Fulvio Di Blasi is a lawyer and professor of mediation, accredited by the Italian Ministry of Justice. He also holds a PhD in Philosophy of Law from the University of Palermo, and is a well-known Catholic philosopher, with expertise in ethics and the thought of St. Thomas Aquinas.

He has taught, and carried out research, at various universities, including the University of Notre Dame (USA), The John Paul II Catholic University of Lublin (Poland), the Pontifical University of the Holy Cross (Rome), the Internationale Akademie fuer Philosophie in the Principality of Liechtenstein, and the Libera Università Maria Santissima Assunta (Palermo-Rome). He was also Research Fellow for the Italian National Council of Research (CNR), the highest governmental research institution in Italy, Research Associate at the Jacques Maritain Center (University of Notre Dame, USA), and Director of both the Thomas International Center (USA) and the Centro Ricerche Tommaso d’Aquino (Collegio Universitario ARCES, Palermo). He has also served as contributor, reviewer, editor, and board member for several philosophical, legal, and bioethical journals and book series.
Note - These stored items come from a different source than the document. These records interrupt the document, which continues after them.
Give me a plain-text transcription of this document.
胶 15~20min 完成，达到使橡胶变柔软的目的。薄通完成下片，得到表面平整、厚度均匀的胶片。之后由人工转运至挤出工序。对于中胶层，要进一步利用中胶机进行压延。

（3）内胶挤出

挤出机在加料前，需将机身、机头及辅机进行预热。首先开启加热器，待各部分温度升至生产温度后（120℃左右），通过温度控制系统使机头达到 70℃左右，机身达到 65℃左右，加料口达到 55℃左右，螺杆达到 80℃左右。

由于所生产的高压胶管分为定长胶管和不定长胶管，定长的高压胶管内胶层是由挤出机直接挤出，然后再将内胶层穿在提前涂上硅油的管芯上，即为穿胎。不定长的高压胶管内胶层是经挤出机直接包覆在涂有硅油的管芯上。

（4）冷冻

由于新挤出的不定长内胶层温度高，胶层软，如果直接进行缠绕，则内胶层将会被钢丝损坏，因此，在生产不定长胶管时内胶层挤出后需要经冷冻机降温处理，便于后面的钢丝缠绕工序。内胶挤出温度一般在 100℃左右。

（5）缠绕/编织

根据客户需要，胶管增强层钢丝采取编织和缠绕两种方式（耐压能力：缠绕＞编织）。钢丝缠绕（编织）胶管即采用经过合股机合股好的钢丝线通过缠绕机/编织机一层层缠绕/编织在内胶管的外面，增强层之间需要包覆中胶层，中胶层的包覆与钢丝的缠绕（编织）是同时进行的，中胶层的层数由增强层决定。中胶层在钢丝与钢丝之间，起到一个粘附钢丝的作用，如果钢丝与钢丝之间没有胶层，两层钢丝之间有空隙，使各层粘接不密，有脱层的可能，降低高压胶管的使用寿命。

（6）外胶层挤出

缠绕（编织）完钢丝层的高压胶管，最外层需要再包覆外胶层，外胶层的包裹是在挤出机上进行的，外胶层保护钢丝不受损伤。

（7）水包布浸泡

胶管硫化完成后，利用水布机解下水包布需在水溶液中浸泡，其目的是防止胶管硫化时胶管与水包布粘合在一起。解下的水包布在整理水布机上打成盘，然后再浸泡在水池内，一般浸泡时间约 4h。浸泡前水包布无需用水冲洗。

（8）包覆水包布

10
He has over 200 publications, including God and the Natural Law, John Finnis, Ritorno al diritto, Questioni di legge naturale, Ancient Wisdom and Thomistic Wit: Happiness and the Good Life, From Aristotle to Thomas Aquinas, Vaccination as an Act of Love? The Epistemology of Ethical Choice in Times of Pandemic.

Make sure to pick up a copy of this important book—and get all your friends to buy a copy, too.


Anti-Covid vaccines and the pandemic are issues that now completely permeate our entire existence both as individuals and as citizens of single states and the whole world. They are complex issues, with a thousand facets, which are dealt with by many public and private subjects, parliaments and rulers, research agencies and institutes, the press, the media, scientists, and experts from various disciplines. It is impossible for the individual to form an adequate reference framework without learning to conveniently move between the various sources of information, clearly understanding their differences both regarding the specific competence of each source and regarding its quality and reliability. From whom should we learn the truth about vaccines and the pandemic? How exactly should we compare the numerous individuals providing information in the media and political market? What value should we give to the statements of the various people and institutions that tell us about these truths?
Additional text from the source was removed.